QCOM Just Locked Up Every Stellantis Car — And the Street Is Finally Paying Attention
Retail traders are rotating hard into AI infrastructure plays as QCOM and DELL steal the earnings spotlight — and the macro backdrop is getting spicy

Ticker Ratings
$QCOM just went full monogamy with Stellantis — exclusive Snapdragon chips across every Chrysler, Dodge, Fiat, Peugeot, and Citroën platform starting model year 2028, covering cockpit, ADAS, and telematics. The stock popped nearly 12% on the news. Bloomberg's closing bell coverage couldn't stop talking about it, and honestly, neither could retail Twitter. When you become the dedicated silicon provider for an entire global automaker's next-gen lineup, that's not a partnership — that's a moat with a drawbridge.

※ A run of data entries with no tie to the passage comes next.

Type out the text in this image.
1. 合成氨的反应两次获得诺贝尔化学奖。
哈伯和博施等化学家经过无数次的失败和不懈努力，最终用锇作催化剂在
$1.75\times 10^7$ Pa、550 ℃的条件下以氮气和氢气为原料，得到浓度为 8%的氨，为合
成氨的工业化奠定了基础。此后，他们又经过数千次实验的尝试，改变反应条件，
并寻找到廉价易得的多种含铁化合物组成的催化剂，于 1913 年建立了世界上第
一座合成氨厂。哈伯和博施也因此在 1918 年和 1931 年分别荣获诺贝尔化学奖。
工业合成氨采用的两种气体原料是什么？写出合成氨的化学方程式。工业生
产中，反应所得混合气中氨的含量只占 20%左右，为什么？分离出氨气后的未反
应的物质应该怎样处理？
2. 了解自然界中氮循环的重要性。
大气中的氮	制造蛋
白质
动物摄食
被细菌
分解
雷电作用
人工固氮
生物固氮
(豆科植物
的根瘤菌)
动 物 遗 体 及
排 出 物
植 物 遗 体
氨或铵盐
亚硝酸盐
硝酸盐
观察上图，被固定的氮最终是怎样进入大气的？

Then there's $DELL, which is somehow still going. Up 17% in a single session, 135% year-to-date, and Wells Fargo raised its price target to $270 on AI server demand. Michael Dell personally added $12.5 billion in one day, leapfrogging Jensen Huang on the wealth rankings. Meanwhile, $MU CEO Sanjay Mehrotra said memory chip shortages will persist well beyond 2026 as Micron kicks off one-alpha DRAM manufacturing in Virginia — with $200 billion in planned US investments. The AI hardware trade isn't cooling. It's compounding.
The macro wildcard? New Fed Chair Kevin Warsh just got sworn in, and Governor Waller is openly floating rate hikes — which means the premium valuations Cramer was cheerleading for AAPL and NVDA on Mad Money could get stress-tested fast. Retail is buying the AI wave; the bond market is sharpening its scissors.